Nur kurz für Eier in den Supermarkt gerannt – und schon spaziert man mit vollen Tüten und einem deutlich leichteren Geldbeutel wieder heraus. Das Leben wird nicht günstiger und das zeigt sich besonders deutlich an den Preisen für Nahrungsmittel in Deutschland. Auch wenn wir mit dem gestiegenen Mindestlohn seit dem 1. Januar 2026 positive wirtschaftliche Entwicklungen sehen können, machen die teuren Einkäufe den Alltag nicht einfacher. Der stellvertretende Vorsitzende der SPD-Bundestagsfraktion, Esra Limbacher, erklärte der Rheinischen Post, dass die Preise in den Supermärkten seit 2020 um 35 Prozent gestiegen sind.Dagegen will die SPD nun eingreifen und einen Aktionsplan einführen, der „Deutschland-Korb“ heißt. Dieser soll nach griechischem Vorbild entwickelt werden, wo die Regierung vor einigen Jahren beschlossen hat, die Preise von mehr als 2.000 Produkten zu senken und in der Folge den sogenannten Haushaltskorb eingeführt hat.

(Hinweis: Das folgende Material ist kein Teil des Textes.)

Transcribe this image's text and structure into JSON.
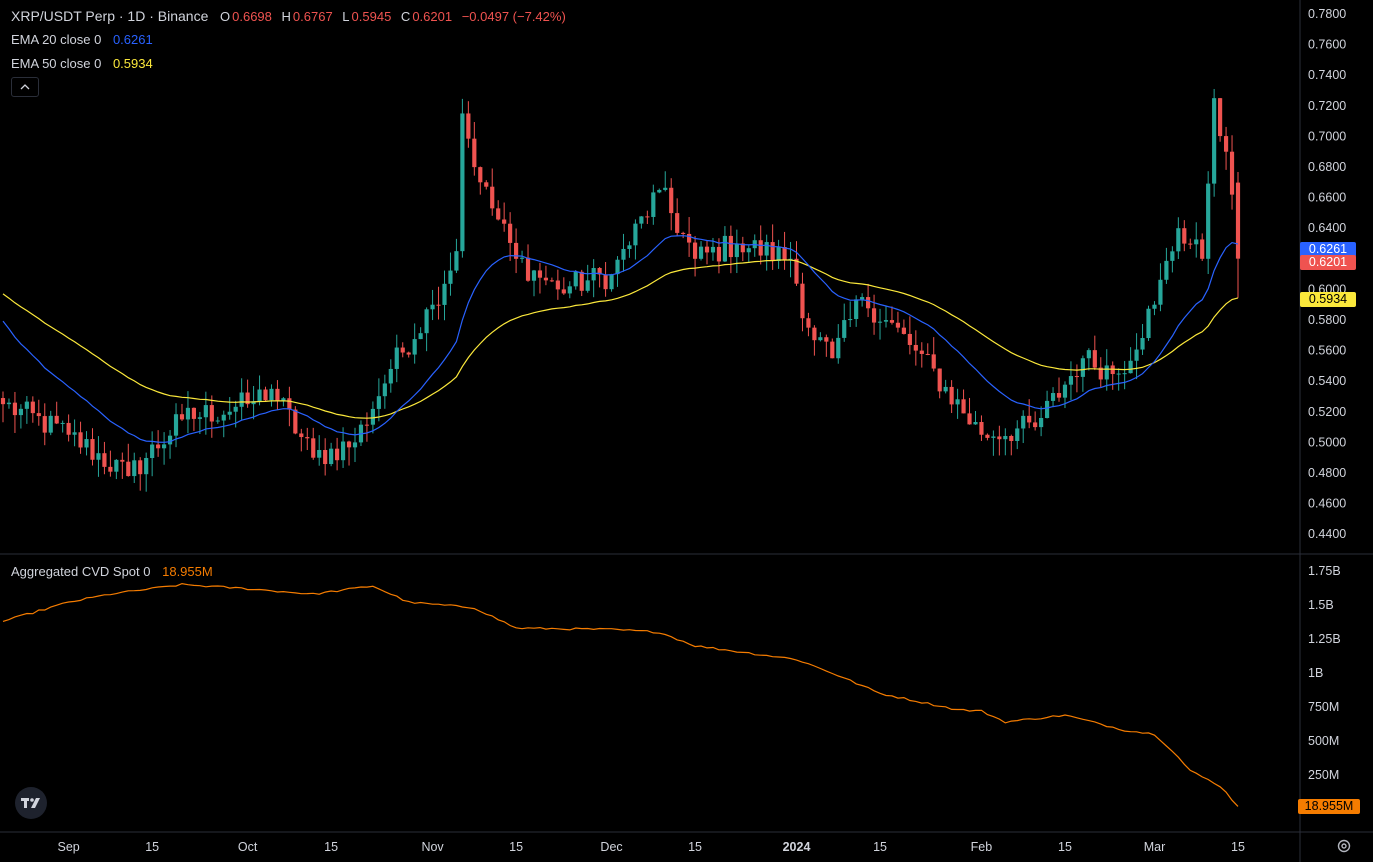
{
  "header": {
    "symbol": "XRP/USDT Perp · 1D · Binance",
    "o_label": "O",
    "o_value": "0.6698",
    "h_label": "H",
    "h_value": "0.6767",
    "l_label": "L",
    "l_value": "0.5945",
    "c_label": "C",
    "c_value": "0.6201",
    "change": "−0.0497 (−7.42%)",
    "ema20_label": "EMA 20 close 0",
    "ema20_value": "0.6261",
    "ema50_label": "EMA 50 close 0",
    "ema50_value": "0.5934",
    "cvd_label": "Aggregated CVD Spot 0",
    "cvd_value": "18.955M"
  },
  "colors": {
    "background": "#000000",
    "up": "#26a69a",
    "down": "#ef5350",
    "ema20": "#2962ff",
    "ema50": "#fbe83b",
    "cvd": "#f57c00",
    "text": "#d1d4dc",
    "grid": "#1e222d"
  },
  "badges": {
    "ema20": "0.6261",
    "close": "0.6201",
    "ema50": "0.5934",
    "cvd": "18.955M"
  },
  "chart_data": [
    {
      "type": "candlestick",
      "title": "XRP/USDT Perp · 1D · Binance",
      "x_ticks": [
        "Sep",
        "15",
        "Oct",
        "15",
        "Nov",
        "15",
        "Dec",
        "15",
        "2024",
        "15",
        "Feb",
        "15",
        "Mar",
        "15"
      ],
      "y_ticks": [
        "0.7800",
        "0.7600",
        "0.7400",
        "0.7200",
        "0.7000",
        "0.6800",
        "0.6600",
        "0.6400",
        "0.6200",
        "0.6000",
        "0.5800",
        "0.5600",
        "0.5400",
        "0.5200",
        "0.5000",
        "0.4800",
        "0.4600",
        "0.4400"
      ],
      "ylim": [
        0.435,
        0.785
      ],
      "keypoints": [
        {
          "date": "2023-08-21",
          "close": 0.525
        },
        {
          "date": "2023-09-01",
          "close": 0.505
        },
        {
          "date": "2023-09-11",
          "close": 0.478
        },
        {
          "date": "2023-09-20",
          "close": 0.515
        },
        {
          "date": "2023-10-01",
          "close": 0.525
        },
        {
          "date": "2023-10-05",
          "close": 0.535
        },
        {
          "date": "2023-10-12",
          "close": 0.49
        },
        {
          "date": "2023-10-19",
          "close": 0.5
        },
        {
          "date": "2023-10-25",
          "close": 0.548
        },
        {
          "date": "2023-11-01",
          "close": 0.59
        },
        {
          "date": "2023-11-05",
          "close": 0.625
        },
        {
          "date": "2023-11-06",
          "close": 0.715
        },
        {
          "date": "2023-11-09",
          "close": 0.67
        },
        {
          "date": "2023-11-15",
          "close": 0.62
        },
        {
          "date": "2023-11-22",
          "close": 0.6
        },
        {
          "date": "2023-12-01",
          "close": 0.61
        },
        {
          "date": "2023-12-09",
          "close": 0.665
        },
        {
          "date": "2023-12-15",
          "close": 0.62
        },
        {
          "date": "2023-12-22",
          "close": 0.63
        },
        {
          "date": "2023-12-31",
          "close": 0.62
        },
        {
          "date": "2024-01-03",
          "close": 0.575
        },
        {
          "date": "2024-01-07",
          "close": 0.555
        },
        {
          "date": "2024-01-12",
          "close": 0.595
        },
        {
          "date": "2024-01-21",
          "close": 0.56
        },
        {
          "date": "2024-02-01",
          "close": 0.505
        },
        {
          "date": "2024-02-10",
          "close": 0.51
        },
        {
          "date": "2024-02-18",
          "close": 0.555
        },
        {
          "date": "2024-02-24",
          "close": 0.545
        },
        {
          "date": "2024-03-01",
          "close": 0.59
        },
        {
          "date": "2024-03-05",
          "close": 0.64
        },
        {
          "date": "2024-03-09",
          "close": 0.62
        },
        {
          "date": "2024-03-11",
          "close": 0.725
        },
        {
          "date": "2024-03-13",
          "close": 0.69
        },
        {
          "date": "2024-03-15",
          "close": 0.62
        }
      ],
      "series": [
        {
          "name": "EMA 20 close 0",
          "last": 0.6261
        },
        {
          "name": "EMA 50 close 0",
          "last": 0.5934
        }
      ],
      "last_ohlc": {
        "open": 0.6698,
        "high": 0.6767,
        "low": 0.5945,
        "close": 0.6201
      }
    },
    {
      "type": "line",
      "title": "Aggregated CVD Spot 0",
      "y_ticks": [
        "1.75B",
        "1.5B",
        "1.25B",
        "1B",
        "750M",
        "500M",
        "250M"
      ],
      "ylim": [
        0,
        1.8
      ],
      "series": [
        {
          "name": "Aggregated CVD Spot 0",
          "points": [
            {
              "date": "2023-08-21",
              "value": 1.38
            },
            {
              "date": "2023-09-01",
              "value": 1.52
            },
            {
              "date": "2023-09-08",
              "value": 1.58
            },
            {
              "date": "2023-09-20",
              "value": 1.65
            },
            {
              "date": "2023-10-01",
              "value": 1.62
            },
            {
              "date": "2023-10-12",
              "value": 1.58
            },
            {
              "date": "2023-10-22",
              "value": 1.64
            },
            {
              "date": "2023-10-28",
              "value": 1.52
            },
            {
              "date": "2023-11-08",
              "value": 1.48
            },
            {
              "date": "2023-11-15",
              "value": 1.33
            },
            {
              "date": "2023-12-01",
              "value": 1.32
            },
            {
              "date": "2023-12-09",
              "value": 1.3
            },
            {
              "date": "2023-12-15",
              "value": 1.2
            },
            {
              "date": "2024-01-01",
              "value": 1.1
            },
            {
              "date": "2024-01-07",
              "value": 1.0
            },
            {
              "date": "2024-01-15",
              "value": 0.85
            },
            {
              "date": "2024-01-28",
              "value": 0.73
            },
            {
              "date": "2024-02-01",
              "value": 0.72
            },
            {
              "date": "2024-02-05",
              "value": 0.64
            },
            {
              "date": "2024-02-15",
              "value": 0.69
            },
            {
              "date": "2024-02-25",
              "value": 0.58
            },
            {
              "date": "2024-03-01",
              "value": 0.55
            },
            {
              "date": "2024-03-04",
              "value": 0.43
            },
            {
              "date": "2024-03-07",
              "value": 0.28
            },
            {
              "date": "2024-03-12",
              "value": 0.17
            },
            {
              "date": "2024-03-15",
              "value": 0.019
            }
          ]
        }
      ]
    }
  ]
}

Parallel zum griechischen Modell schlägt die SPD ein neues Maßnahmenpaket vor, das eine bezahlbare Grundversorgung für alle sichern soll. Der sogenannte „Deutschland-Korb“ soll günstige und preisstabile Grundnahrungsmittel aus allen wichtigen Warengruppen umfassen, die in Deutschland hergestellt werden. Das sei notwendig, denn „steigende Lebensmittelpreise sind für Menschen mit geringem oder mittlerem Einkommen kein abstraktes Problem, sondern eine tägliche Belastung“, sagte Fraktionsvize Esra Limbacher der Düsseldorfer Rheinischen Post.

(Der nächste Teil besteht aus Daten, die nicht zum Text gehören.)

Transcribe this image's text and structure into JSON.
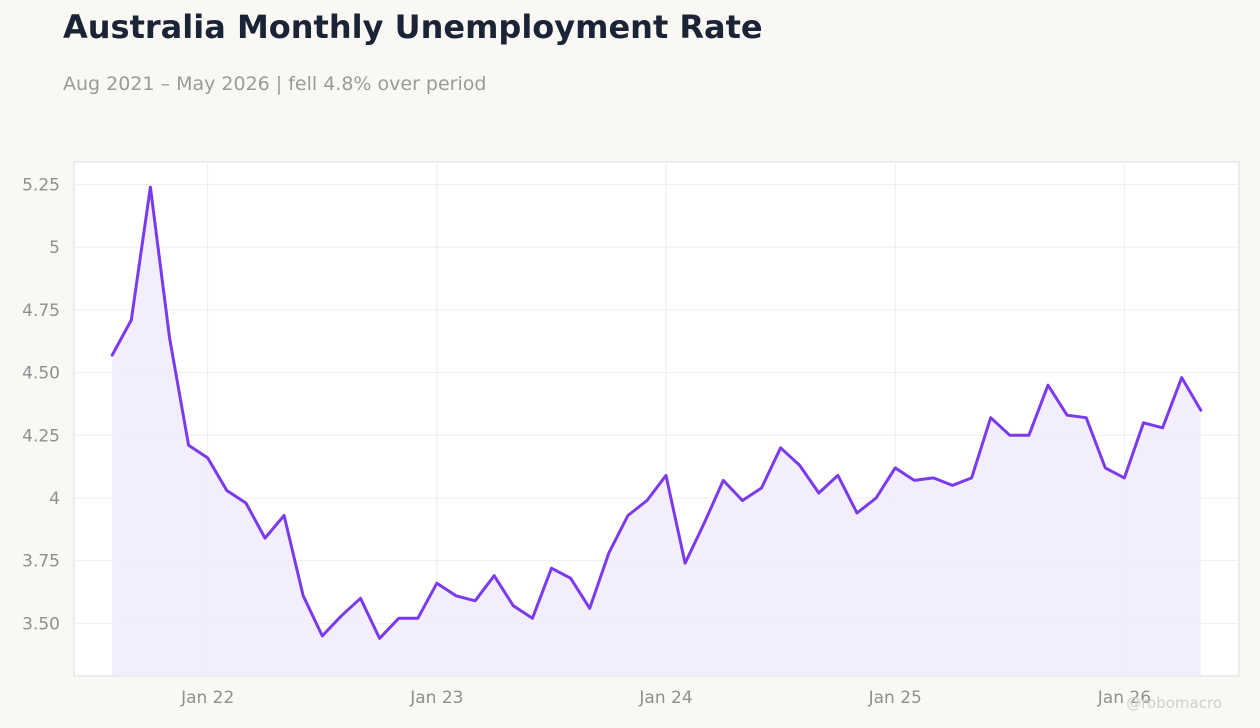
{
  "header": {
    "title": "Australia Monthly Unemployment Rate",
    "subtitle": "Aug 2021 – May 2026 | fell 4.8% over period"
  },
  "watermark": "@robomacro",
  "colors": {
    "line": "#7c3aed",
    "fill": "#f1ecfc",
    "background": "#f9f8f5",
    "plot_background": "#ffffff",
    "grid": "#eeeeee"
  },
  "chart_data": {
    "type": "area",
    "title": "Australia Monthly Unemployment Rate",
    "subtitle": "Aug 2021 – May 2026 | fell 4.8% over period",
    "xlabel": "",
    "ylabel": "",
    "grid": true,
    "legend": "none",
    "x_start": "Aug 2021",
    "x_end": "May 2026",
    "xlim": [
      "2021-06",
      "2026-07"
    ],
    "ylim": [
      3.29,
      5.34
    ],
    "x_ticks": [
      {
        "date": "2022-01",
        "label": "Jan 22"
      },
      {
        "date": "2023-01",
        "label": "Jan 23"
      },
      {
        "date": "2024-01",
        "label": "Jan 24"
      },
      {
        "date": "2025-01",
        "label": "Jan 25"
      },
      {
        "date": "2026-01",
        "label": "Jan 26"
      }
    ],
    "y_ticks": [
      {
        "value": 3.5,
        "label": "3.50"
      },
      {
        "value": 3.75,
        "label": "3.75"
      },
      {
        "value": 4.0,
        "label": "4"
      },
      {
        "value": 4.25,
        "label": "4.25"
      },
      {
        "value": 4.5,
        "label": "4.50"
      },
      {
        "value": 4.75,
        "label": "4.75"
      },
      {
        "value": 5.0,
        "label": "5"
      },
      {
        "value": 5.25,
        "label": "5.25"
      }
    ],
    "series": [
      {
        "x": [
          "2021-08",
          "2021-09",
          "2021-10",
          "2021-11",
          "2021-12",
          "2022-01",
          "2022-02",
          "2022-03",
          "2022-04",
          "2022-05",
          "2022-06",
          "2022-07",
          "2022-08",
          "2022-09",
          "2022-10",
          "2022-11",
          "2022-12",
          "2023-01",
          "2023-02",
          "2023-03",
          "2023-04",
          "2023-05",
          "2023-06",
          "2023-07",
          "2023-08",
          "2023-09",
          "2023-10",
          "2023-11",
          "2023-12",
          "2024-01",
          "2024-02",
          "2024-03",
          "2024-04",
          "2024-05",
          "2024-06",
          "2024-07",
          "2024-08",
          "2024-09",
          "2024-10",
          "2024-11",
          "2024-12",
          "2025-01",
          "2025-02",
          "2025-03",
          "2025-04",
          "2025-05",
          "2025-06",
          "2025-07",
          "2025-08",
          "2025-09",
          "2025-10",
          "2025-11",
          "2025-12",
          "2026-01",
          "2026-02",
          "2026-03",
          "2026-04",
          "2026-05"
        ],
        "values": [
          4.57,
          4.71,
          5.24,
          4.64,
          4.21,
          4.16,
          4.03,
          3.98,
          3.84,
          3.93,
          3.61,
          3.45,
          3.53,
          3.6,
          3.44,
          3.52,
          3.52,
          3.66,
          3.61,
          3.59,
          3.69,
          3.57,
          3.52,
          3.72,
          3.68,
          3.56,
          3.78,
          3.93,
          3.99,
          4.09,
          3.74,
          3.9,
          4.07,
          3.99,
          4.04,
          4.2,
          4.13,
          4.02,
          4.09,
          3.94,
          4.0,
          4.12,
          4.07,
          4.08,
          4.05,
          4.08,
          4.32,
          4.25,
          4.25,
          4.45,
          4.33,
          4.32,
          4.12,
          4.08,
          4.3,
          4.28,
          4.48,
          4.35
        ]
      }
    ]
  }
}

Handelsketten sollen sich freiwillig beteiligen und den Korb in ihren Filialen anbieten. Zudem will die SPD Verbraucherinnen und Verbraucher vor verdeckten Preiserhöhungen schützen, indem Kennzeichnungspflichten konsequent durchgesetzt und eine Regulierung auf Grundlage der EU-Richtlinie zu unlauteren Geschäftspraktiken geprüft wird. Nach dem Vorbild anderer EU-Länder ist außerdem die Einrichtung einer staatlichen Preisbeobachtungsstelle geplant, die den Weg der Produkte vom Acker bis ins Supermarktregal transparenter machen soll.
Ziel ist eine schnelle und spürbare Entlastung für die Verbraucher. „Zu viele Bürgerinnen und Bürger müssen sich am Ende des Monats fragen, ob das Geld noch für frisches Obst und Gemüse, Butter oder gelegentlich Fleisch oder Fisch reicht“, erklärte der stellvertretende Vorsitzende der SPD-Bundestagsfraktion weiter. Das soll sich künftig ändern.